What this boils down to for hospitals is to prevent patients from “falling through the cracks following discharge from hospital.” CQC doesn’t pretend to be the first to highlight these issues and insists that it “is not pushing at a locked door” because, ultimately, providers are keen for this change too.

Professor Baker clearly sees that the practical application of collaboration and integration comes in many shapes and forms. “While it has become associated with the integration of acute, primary and social care, we’ve seen that providers have been helping patients to get proactive and we’ve been doing this in the independent sector. And that’s been really important. And I should just pay tribute to the independent sector and what they’ve been doing to support the NHS throughout this.”

Lots of goodwill then, but he admits this does not reduce the size of the problem, and we still need greater prioritisation of care.
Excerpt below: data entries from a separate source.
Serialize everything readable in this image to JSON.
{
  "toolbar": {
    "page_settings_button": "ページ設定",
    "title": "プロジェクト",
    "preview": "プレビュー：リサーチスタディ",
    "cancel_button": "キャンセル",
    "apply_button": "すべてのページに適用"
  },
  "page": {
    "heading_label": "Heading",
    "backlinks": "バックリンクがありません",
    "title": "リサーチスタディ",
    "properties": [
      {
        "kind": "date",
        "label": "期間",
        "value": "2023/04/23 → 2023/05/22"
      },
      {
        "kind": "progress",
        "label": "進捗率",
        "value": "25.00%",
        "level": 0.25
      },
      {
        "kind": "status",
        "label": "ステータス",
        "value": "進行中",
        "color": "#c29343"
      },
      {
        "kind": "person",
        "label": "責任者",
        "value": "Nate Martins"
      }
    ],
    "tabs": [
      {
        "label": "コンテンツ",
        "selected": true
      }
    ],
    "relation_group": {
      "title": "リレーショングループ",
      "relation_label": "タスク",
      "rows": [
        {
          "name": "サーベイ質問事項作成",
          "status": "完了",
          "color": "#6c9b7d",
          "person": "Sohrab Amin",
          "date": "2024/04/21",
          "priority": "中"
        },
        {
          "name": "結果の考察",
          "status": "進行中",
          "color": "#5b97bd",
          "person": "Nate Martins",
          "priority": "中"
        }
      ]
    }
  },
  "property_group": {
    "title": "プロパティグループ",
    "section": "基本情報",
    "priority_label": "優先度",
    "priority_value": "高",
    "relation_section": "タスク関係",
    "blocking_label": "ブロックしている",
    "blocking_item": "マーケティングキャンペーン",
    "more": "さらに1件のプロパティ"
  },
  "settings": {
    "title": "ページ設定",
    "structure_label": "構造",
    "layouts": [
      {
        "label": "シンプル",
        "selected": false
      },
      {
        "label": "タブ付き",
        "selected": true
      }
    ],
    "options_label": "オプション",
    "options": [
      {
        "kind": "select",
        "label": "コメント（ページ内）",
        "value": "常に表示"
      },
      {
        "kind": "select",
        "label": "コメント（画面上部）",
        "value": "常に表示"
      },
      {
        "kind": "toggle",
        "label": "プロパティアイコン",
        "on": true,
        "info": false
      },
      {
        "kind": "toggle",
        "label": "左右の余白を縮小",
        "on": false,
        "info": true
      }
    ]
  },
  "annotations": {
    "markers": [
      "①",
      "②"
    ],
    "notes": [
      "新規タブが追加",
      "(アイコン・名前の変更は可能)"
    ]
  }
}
Much better sharing of data has helped facilitate these shared efforts: “we are going to need this data transparency going forward.”


The evolution of inspection

“We want to be more than just a regulator that occasionally turns up, does a major inspection and then tells providers what they need to do to be better; it has got to be a more regular approach.” This change of tack doesn’t mean that the CQC is stepping back from inspections. Having chaired CQC’s first comprehensive hospital inspection while working at Oxford University Hospitals NHS Trusts in 2013, he believes that on-site inspections will remain a core component of CQC’s regulatory approach.

However, with an increasing use of digital platforms to maintain contact with providers, there is now a much greater focus upon monitoring.

Hospital inspection has undergone considerable change this year. Professor Ted Baker hopes that this strategic shift towards system evaluation will help CQC become a smarter regulator, with smarter inspections. “We need to constantly be building stronger relationships with providers and reduce the transactional relationship that we have had with them in the past, working with them on an ongoing, voluntary, day-to-day basis.” This, in his mind, will help them to better understand the world of healthcare through the eyes of the provider.